There are a lot of documentaries circulating right now that explore how powerful individuals like Larry Nassar and Michael Jackson have exploited their status for evil. What do you think we can learn from these stories?
Bass: We trust people in power too easily. You think, “Someone that big, obviously it’s not a scam, because then people would know and they can’t just be that blatant about it.” But they are. People like Lou Pearlman, they’re just so blatant about it and double and triple down on their abuse that you start to believe everything they say.
Kunkel: I think it’s great that these kind of stories are being told, because I think people need to be on guard that this kind of stuff happens. It’s really hard to suss out what you need to be looking for. One of the things that it was great to watch, especially with Lance and his mom, is how important it is to have a good support group around you. Even if these things do happen, they’ll have your back and be there to support you and make sure you’re OK and all of that. It’s hard. Hopefully, people will stop looking the other way when people in power are doing this kind of thing. Hopefully, there’s more of a reckoning.

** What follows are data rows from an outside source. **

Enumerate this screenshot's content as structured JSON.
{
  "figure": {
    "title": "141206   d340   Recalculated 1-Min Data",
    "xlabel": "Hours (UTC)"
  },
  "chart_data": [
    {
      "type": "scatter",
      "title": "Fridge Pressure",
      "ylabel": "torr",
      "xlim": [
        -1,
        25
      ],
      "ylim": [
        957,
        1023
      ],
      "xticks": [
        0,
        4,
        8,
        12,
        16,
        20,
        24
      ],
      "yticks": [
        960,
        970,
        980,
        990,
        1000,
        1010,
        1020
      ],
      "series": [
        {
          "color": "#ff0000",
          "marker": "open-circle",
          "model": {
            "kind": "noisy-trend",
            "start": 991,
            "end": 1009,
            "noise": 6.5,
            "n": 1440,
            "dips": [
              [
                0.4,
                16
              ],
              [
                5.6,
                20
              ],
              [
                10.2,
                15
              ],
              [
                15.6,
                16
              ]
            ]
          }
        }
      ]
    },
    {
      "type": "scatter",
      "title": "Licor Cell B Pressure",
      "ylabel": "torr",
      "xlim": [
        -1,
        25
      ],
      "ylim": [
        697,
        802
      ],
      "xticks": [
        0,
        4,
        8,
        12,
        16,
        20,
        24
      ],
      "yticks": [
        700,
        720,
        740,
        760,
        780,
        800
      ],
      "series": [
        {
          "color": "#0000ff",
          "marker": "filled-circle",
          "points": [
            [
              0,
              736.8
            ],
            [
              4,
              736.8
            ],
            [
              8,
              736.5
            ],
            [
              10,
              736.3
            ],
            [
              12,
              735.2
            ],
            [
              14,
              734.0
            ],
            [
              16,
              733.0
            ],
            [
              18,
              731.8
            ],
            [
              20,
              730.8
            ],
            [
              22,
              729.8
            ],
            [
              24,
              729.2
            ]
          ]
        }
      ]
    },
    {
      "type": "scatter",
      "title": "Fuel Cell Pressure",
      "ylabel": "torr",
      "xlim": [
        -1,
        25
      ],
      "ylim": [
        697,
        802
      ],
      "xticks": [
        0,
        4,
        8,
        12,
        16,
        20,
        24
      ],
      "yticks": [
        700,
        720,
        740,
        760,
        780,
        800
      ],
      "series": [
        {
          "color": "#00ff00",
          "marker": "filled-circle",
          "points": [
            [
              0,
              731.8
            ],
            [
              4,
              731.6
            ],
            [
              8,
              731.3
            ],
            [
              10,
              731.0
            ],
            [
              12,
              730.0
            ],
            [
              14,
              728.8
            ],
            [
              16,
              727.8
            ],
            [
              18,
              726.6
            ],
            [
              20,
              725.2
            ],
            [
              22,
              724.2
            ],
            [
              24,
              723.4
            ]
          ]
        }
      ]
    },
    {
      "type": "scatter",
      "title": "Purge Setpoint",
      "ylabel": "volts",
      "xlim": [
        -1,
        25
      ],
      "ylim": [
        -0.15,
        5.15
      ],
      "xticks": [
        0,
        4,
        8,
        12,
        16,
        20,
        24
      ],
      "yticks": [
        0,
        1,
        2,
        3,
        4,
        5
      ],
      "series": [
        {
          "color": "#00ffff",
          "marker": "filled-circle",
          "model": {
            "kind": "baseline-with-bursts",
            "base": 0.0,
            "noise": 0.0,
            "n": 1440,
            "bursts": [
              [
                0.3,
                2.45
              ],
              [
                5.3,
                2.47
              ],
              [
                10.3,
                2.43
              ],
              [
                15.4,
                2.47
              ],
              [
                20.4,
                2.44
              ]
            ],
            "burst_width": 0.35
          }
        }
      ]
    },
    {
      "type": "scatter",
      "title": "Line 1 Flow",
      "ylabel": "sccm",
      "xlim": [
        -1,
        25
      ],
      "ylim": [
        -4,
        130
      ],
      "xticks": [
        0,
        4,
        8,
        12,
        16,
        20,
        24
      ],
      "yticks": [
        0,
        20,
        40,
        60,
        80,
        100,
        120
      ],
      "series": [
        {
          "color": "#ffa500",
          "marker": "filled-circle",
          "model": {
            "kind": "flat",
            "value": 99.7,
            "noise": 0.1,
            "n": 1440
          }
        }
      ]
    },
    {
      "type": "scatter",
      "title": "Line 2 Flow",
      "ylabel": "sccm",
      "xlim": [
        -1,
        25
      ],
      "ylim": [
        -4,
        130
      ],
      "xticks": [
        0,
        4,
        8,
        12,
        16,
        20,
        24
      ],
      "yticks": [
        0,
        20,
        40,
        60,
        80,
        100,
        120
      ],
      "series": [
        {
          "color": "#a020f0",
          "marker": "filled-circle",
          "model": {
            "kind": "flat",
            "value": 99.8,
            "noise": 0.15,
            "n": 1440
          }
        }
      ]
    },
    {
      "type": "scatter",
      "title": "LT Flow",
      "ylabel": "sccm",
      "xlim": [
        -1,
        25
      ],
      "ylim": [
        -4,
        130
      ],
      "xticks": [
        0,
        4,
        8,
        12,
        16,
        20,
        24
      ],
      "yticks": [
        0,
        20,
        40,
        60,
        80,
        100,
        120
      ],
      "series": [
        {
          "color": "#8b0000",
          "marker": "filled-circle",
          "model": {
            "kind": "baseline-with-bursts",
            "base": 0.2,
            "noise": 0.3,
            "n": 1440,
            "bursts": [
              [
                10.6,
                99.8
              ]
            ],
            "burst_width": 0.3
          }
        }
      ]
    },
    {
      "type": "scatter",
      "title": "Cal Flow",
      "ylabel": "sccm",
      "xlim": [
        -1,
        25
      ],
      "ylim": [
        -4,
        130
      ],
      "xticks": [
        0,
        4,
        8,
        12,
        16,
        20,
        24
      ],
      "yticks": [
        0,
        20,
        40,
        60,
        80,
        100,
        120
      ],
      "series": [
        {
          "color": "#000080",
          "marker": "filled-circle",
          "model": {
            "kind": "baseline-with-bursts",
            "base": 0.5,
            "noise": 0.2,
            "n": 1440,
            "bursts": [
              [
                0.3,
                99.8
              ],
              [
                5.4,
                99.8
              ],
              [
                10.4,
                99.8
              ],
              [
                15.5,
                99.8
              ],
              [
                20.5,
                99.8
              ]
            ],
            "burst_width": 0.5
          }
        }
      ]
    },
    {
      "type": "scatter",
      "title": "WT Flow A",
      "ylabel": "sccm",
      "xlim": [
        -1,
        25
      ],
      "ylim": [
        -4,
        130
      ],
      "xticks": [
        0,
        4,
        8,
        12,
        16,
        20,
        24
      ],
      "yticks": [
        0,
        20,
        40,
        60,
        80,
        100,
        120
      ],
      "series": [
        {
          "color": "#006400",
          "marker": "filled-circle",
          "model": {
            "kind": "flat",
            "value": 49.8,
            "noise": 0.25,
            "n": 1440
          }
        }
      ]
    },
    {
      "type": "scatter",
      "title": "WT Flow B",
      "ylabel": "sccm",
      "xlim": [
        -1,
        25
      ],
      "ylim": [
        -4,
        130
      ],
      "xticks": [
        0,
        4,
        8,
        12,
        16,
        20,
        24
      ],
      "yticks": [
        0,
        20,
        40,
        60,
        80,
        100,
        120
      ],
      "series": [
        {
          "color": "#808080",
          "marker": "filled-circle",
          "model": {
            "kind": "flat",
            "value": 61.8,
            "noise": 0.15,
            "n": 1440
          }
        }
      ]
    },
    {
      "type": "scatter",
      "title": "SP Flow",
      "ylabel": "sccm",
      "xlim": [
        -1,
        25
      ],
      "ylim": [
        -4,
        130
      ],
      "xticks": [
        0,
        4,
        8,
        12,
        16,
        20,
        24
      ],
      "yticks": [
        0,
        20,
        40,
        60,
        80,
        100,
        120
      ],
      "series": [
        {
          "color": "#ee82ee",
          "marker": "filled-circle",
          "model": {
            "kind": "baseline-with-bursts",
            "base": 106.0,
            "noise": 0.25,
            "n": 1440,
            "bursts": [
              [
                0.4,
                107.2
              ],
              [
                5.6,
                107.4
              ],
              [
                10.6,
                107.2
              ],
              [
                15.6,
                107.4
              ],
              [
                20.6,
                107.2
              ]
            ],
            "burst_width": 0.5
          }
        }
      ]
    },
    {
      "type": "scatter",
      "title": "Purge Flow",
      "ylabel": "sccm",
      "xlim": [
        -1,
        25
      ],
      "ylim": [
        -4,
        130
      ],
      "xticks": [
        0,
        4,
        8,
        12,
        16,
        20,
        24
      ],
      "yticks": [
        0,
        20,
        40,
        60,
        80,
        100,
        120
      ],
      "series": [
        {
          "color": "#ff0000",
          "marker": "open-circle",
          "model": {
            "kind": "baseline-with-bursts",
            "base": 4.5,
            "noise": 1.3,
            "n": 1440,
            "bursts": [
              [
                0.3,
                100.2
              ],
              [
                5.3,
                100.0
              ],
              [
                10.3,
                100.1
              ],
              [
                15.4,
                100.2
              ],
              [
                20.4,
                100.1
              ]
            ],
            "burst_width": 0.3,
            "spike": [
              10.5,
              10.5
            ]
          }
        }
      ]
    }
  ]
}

Lance, you worked with choreographer Wade Robson when you were in ’N Sync — have you watched “Leaving Neverland,” in which he alleges he was sexually molested by Jackson?
Bass: I have not seen it yet. I’ve been waiting to watch it until this is all done, because I know it’s going to be very disturbing for me to watch. I haven’t seen Wade since, like, 2002.
Do you ever get mad thinking about all the money you lost due to Pearlman?
Bass: Of course, in hindsight, I’m like, [crap]. But I’m very lucky that we got a great career out of it and I was able to pivot and do what I’m doing now, and a lot of people weren’t that lucky. I count my blessings, and I look at it as a life lesson. I learned it early. “Great, no one is gonna take advantage of me like that again.” But yeah, I wish I would have had a lot more. [laughs]
I’m totally in a place in my life where I’ve forgiven everything from the past and Lou. I have no ill feelings whatsoever. That is off my shoulders. This doc really helped me become 100% at peace with it. There’s so many of us that have never really talked about this, but now you see victims all coming together and you feel more powerful. And you know at least with your story, maybe you’re helping someone in the future.